– Тебе не удастся меня спровоцировать.
– Ты бы лучше спросила, как я себя чувствую.
– Зачем? Амбре говорит само за себя.
– Ну выпил немножко на ночь, вместо снотворного…
– Немножко? – фыркнула Уна, закатив глаза.
– В колючках ты мне нравишься гораздо больше, чем в слезах. Никогда не знал, что делать с плачущей женщиной. Хотя… помнишь, ты однажды пришла с работы расстроенная? Ох, как же славно я тогда тебя утешил.
– Говори, зачем пришел, и постарайся не затягивать.
– Я выбрал профессию.
– И кем ты решил стать?
– Художником.
– Это не смешно! – Уна вскочила. – Это, если хочешь знать, просто подло.
– Ты просила быть кратким, поэтому я изложил только самую суть дела. Хочешь подробности?
Уна смотрела на Отто так, как смотрят на ребенка, произнесшего первое слово – но отнюдь не то, которое рассчитывали услышать любящие родители.
– Ты же не умеешь рисовать! – воскликнула она. – Ты даже оттенки цветов с трудом различаешь.
– Слушай, я вчера был в Литинституте. Так вот, мою должность теперь занимает человек, который раньше работал налоговым инспектором и ничего, кроме квартальных отчетов, не писал. Однако это не мешает ему регулярно издаваться и получать гонорары. Конечно, не исключено, что в бытность свою инспектором он на досуге пописывал в стол и теперь просто легализовал свое увлечение, но…
– Ладно, хватит. – Уна вздохнула. – Тебе пора.
– Я еще не закончил. Собственно, я только начал.
– Думаешь, я не знаю, зачем ты пришел? Повидал меня – и хватит. Мне действительно нужно отдохнуть перед дежурством. Впредь, пожалуйста, не приходи без приглашения.
– Сядь и выслушай меня, черт возьми! – рявкнул Отто.
Уна изумленно взглянула на него и машинально опустилась обратно на диван.
– В общем, я тут придумал одну схему, – продолжил Отто прежним спокойным тоном. – Никакого риска, если обставить всё грамотно.
Внезапно Отто кое-что вспомнил и, понизив голос, уточнил:
– Нас ведь не подслушивают?
– Могут, – одними губами ответила Уна.
– Пойдем на улицу. Прогуляемся немного, заодно и поговорим.
– Еще чего!
– Я устал с тобой препираться.

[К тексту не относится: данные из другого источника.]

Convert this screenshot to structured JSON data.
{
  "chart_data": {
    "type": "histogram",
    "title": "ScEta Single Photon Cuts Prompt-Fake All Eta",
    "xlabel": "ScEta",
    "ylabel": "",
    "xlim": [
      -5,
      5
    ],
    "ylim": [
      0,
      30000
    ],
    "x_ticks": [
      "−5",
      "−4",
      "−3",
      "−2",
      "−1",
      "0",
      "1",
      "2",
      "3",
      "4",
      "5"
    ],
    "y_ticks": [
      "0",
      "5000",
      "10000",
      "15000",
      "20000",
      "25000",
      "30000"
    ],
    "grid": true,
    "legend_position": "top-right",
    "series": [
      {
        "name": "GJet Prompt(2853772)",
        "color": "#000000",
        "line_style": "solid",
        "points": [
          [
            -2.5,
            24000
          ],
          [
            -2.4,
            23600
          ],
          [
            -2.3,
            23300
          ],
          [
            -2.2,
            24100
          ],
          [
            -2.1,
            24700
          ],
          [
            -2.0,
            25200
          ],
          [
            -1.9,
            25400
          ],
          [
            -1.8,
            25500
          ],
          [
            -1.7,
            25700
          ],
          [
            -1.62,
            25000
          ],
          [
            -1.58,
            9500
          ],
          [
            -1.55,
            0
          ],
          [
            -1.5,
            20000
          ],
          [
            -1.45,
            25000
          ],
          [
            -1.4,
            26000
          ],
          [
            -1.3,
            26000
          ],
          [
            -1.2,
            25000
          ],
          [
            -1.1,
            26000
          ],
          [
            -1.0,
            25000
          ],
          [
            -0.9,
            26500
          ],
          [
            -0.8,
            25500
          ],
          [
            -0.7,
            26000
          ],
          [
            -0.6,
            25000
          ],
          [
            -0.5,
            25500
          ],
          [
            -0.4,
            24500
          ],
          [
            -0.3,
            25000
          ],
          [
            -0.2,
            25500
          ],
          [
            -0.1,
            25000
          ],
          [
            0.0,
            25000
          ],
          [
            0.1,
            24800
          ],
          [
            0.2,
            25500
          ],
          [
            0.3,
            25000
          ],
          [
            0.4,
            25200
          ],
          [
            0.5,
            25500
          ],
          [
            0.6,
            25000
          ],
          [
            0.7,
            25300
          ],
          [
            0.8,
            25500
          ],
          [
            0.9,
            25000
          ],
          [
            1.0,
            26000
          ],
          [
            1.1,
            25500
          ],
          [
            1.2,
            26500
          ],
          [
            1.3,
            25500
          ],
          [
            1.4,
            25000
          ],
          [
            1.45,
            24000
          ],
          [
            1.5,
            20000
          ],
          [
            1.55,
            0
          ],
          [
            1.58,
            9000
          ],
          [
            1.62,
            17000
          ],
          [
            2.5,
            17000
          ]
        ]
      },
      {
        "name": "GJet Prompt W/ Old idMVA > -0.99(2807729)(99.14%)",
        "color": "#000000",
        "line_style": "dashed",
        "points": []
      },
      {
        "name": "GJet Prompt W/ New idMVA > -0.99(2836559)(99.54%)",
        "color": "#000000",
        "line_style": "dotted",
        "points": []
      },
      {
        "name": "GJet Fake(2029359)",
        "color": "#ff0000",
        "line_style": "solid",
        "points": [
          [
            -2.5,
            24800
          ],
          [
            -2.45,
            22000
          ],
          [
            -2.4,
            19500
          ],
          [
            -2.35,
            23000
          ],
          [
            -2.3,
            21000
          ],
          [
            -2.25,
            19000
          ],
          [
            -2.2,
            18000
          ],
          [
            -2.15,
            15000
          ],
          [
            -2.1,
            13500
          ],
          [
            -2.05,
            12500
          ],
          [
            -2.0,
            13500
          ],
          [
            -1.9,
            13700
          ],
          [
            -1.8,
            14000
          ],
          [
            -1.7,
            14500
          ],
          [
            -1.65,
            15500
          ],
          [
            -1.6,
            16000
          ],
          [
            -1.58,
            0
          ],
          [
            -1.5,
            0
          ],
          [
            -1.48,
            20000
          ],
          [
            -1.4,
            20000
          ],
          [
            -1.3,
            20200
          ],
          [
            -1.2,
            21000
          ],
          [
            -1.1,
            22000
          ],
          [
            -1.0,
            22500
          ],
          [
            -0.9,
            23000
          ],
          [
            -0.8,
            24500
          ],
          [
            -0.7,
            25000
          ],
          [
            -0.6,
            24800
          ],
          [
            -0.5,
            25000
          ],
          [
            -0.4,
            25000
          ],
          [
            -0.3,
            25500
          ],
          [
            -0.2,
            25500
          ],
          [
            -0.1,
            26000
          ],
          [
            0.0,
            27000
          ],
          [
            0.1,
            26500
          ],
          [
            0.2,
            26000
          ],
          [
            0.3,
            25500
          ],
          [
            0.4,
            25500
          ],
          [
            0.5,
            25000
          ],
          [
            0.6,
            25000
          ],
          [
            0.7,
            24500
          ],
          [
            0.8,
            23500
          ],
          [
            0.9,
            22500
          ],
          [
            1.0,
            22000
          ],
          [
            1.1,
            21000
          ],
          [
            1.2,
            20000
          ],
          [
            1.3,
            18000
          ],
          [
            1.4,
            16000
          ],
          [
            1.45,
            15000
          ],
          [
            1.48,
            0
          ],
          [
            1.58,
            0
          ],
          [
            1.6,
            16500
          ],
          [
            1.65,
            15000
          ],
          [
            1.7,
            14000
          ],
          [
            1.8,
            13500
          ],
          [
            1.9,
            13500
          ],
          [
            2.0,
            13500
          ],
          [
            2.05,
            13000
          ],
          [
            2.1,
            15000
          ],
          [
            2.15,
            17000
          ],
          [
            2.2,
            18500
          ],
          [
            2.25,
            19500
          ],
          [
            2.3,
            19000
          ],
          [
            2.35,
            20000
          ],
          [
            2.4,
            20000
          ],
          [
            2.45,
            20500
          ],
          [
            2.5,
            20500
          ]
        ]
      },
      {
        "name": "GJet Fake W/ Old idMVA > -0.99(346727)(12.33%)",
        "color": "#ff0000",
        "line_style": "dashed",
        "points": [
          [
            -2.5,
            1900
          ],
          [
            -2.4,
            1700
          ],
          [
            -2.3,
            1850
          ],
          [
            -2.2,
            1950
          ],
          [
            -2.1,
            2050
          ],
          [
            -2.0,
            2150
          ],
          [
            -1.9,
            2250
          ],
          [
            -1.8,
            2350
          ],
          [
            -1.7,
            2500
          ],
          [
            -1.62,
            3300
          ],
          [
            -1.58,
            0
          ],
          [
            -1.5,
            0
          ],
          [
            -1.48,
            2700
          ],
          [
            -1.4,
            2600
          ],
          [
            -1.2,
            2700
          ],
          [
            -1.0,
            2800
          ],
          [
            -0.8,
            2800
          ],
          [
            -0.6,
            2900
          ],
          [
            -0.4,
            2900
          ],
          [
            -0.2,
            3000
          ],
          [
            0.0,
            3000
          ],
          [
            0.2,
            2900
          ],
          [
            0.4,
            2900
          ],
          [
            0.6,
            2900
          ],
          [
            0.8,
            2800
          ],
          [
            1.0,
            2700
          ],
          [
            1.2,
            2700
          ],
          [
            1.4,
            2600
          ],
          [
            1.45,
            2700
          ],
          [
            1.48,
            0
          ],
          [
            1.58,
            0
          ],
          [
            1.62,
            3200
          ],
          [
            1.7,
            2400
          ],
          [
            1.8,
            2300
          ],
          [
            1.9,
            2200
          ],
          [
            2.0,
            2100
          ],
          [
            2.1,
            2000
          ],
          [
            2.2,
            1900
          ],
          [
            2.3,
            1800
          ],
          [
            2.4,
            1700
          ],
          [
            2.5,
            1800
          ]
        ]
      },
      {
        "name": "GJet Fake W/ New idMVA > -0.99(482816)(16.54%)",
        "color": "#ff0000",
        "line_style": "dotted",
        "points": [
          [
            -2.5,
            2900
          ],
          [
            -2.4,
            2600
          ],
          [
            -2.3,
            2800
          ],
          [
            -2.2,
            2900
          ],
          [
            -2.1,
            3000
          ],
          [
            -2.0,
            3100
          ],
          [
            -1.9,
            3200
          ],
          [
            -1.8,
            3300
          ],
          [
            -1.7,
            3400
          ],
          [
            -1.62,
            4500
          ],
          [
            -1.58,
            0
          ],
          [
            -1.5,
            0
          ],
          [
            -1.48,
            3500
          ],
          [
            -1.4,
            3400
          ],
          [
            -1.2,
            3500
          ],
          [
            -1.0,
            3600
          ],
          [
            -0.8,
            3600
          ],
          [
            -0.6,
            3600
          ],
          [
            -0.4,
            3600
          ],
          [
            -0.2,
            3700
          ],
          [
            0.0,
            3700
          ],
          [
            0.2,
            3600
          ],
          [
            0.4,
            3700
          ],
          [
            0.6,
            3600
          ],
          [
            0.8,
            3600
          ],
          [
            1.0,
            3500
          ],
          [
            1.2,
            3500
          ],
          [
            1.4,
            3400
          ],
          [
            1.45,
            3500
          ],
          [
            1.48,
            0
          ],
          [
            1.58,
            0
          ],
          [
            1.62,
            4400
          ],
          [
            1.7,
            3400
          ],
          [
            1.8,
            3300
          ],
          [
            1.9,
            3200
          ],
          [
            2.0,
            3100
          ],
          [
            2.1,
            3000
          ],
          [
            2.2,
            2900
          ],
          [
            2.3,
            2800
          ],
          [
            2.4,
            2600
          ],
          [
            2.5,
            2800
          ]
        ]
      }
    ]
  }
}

Или ты идешь со мной, или я ухожу – и на этот раз с концами, без шуток. Так ты идешь или нет?
По аллеям примыкающего к дому сквера гуляли мамаши с колясками и пенсионерки с собачками. В дальнем его конце была установлена эстрада, где летними вечерами играл духовой оркестр. Перед эстрадой стояли скамейки, усыпанные облетевшими листьями.
Уна опустилась на скамейку, сложив руки на коленях. Отто осмотрелся и, не заметив ничего подозрительного, сел рядом – так близко, что их бедра соприкоснулись. Он ощутил знакомое волнение, подавил его усилием воли и попытался сосредоточиться на предстоящем разговоре.
– К чему такая таинственность? – спросила Уна.
– Я не шутил, когда сказал, что решил стать художником. Буду выставляться в галереях, участвовать в вернисажах и всякое такое. Но картины будешь писать ты.
– Я?
– Твои старые работы использовать нельзя: профессионалы могут узнать руку. Но изменив стиль…
– Не собираюсь выслушивать этот бред.
Уна попыталась встать, но Отто удержал ее и заговорил со всей убедительностью, на какую был способен:
– Я всё продумал. Поступлю на курсы, получу диплом, потом якобы совершенствую свои навыки и явлюсь в Союз художников с твоими холстами. Меня зачислят в штат, хотя бы на полставки. Ну, а дальше пошло-поехало: выставки-продажи, гонорары…Твои работы можно продавать за хорошие деньги. Особенно если придумать соответствующую легенду: бывший писатель, стукнутый по голове автомобилем, благодаря Правилам становится талантливым художником. Отличный агитационный ход, даже Куцу не к чему будет придраться.